At present, the BMTA fleet has an average of about 4.8 fare collectors per bus. It believes the number of fare collectors will be cut in half by 2019.
“The move will allow the BMTA to lower its costs,” Yook said. 
The BMTA has been struggling with Bt103 billion debts. It was required to submit a solution to its debt problem to a meeting of relevant authorities yesterday. 
At the meeting were representatives from various agencies including the Public Debt Management Office, the State Enterprise Policy Office and the National Economic and Social Development Board. 
Deputy Minister of Transport Pichit Akrathit, who also attended the meeting, said the BMTA rehabilitation plan was still unacceptable. 
“At the meeting, the BMTA was told to work out the details and clearly specify its bus-operation costs first. Those figures are important to sorting out its debt problems,” he said. 

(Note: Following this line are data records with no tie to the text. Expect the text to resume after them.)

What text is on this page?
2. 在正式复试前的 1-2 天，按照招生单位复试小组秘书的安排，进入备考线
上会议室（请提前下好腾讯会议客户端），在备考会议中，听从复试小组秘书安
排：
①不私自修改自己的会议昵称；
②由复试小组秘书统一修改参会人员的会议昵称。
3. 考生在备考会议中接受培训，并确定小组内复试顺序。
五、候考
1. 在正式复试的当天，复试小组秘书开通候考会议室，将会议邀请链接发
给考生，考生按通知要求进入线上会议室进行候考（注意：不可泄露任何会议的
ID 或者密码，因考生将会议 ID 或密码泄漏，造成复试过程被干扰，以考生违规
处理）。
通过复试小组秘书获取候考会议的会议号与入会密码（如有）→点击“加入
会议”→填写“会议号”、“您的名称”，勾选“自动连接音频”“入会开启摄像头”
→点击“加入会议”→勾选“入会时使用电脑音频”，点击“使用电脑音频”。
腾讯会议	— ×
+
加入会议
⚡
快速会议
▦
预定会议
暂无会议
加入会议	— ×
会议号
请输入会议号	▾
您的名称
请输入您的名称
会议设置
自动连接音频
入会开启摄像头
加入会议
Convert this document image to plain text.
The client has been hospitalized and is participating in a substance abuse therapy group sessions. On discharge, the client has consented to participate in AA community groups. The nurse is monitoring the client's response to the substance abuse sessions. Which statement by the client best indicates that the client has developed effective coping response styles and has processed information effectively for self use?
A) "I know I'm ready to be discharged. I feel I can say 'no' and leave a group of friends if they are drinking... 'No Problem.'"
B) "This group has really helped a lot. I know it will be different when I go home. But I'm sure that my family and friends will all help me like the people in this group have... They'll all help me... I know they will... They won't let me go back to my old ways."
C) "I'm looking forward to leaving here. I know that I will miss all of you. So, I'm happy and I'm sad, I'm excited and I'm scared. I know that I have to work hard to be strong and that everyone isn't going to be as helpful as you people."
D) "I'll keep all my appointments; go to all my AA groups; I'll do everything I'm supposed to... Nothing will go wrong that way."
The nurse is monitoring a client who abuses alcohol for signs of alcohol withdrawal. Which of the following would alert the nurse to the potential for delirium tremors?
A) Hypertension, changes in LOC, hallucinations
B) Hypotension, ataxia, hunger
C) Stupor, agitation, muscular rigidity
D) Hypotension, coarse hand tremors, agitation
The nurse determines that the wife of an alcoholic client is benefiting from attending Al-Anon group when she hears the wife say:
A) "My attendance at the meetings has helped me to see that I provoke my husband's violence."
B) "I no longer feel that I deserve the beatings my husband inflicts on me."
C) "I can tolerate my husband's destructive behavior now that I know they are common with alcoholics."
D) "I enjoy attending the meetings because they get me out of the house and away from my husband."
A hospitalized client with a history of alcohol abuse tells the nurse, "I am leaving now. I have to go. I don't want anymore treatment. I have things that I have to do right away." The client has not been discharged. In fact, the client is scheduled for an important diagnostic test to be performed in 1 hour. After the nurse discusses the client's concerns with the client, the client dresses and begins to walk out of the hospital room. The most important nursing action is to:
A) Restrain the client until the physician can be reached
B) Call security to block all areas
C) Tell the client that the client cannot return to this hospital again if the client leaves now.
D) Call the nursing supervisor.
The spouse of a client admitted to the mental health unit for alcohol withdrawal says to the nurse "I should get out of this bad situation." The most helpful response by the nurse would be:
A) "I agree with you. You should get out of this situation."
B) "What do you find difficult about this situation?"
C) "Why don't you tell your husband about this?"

He said the BMTA brought three proposals to yesterday’s meeting – one having the government absorb all its debts, the second having the government shoulder Bt84.89 billion of its debts and the third having the government pay for Bt55.79 billion of its debts.
The BMTA reasoned that public service obligations and government policies have caused much of its debts.
“The BMTA needs to improve its debt-rehabilitation plan,” Pichit said. 
He pointed out that the proposals did not show any action plan or link to internal-improvement strategies. “This plan, moreover, does not mention how to prevent corruption,” the deputy transport minister said. 
Pichit said the BMTA was expected to improve its debt-rehabilitation plan within two months. 
“When it comes to the next meeting, it must present the option that the BMTA board has chosen. Then, the Transport Ministry will decide whether to approve that proposal,” he said.
Pichit did not comment on the generous severance pay the BMTA has planned for its bus-fare collectors but he said that the staff-cost reduction could help ease the BMTA debt problems.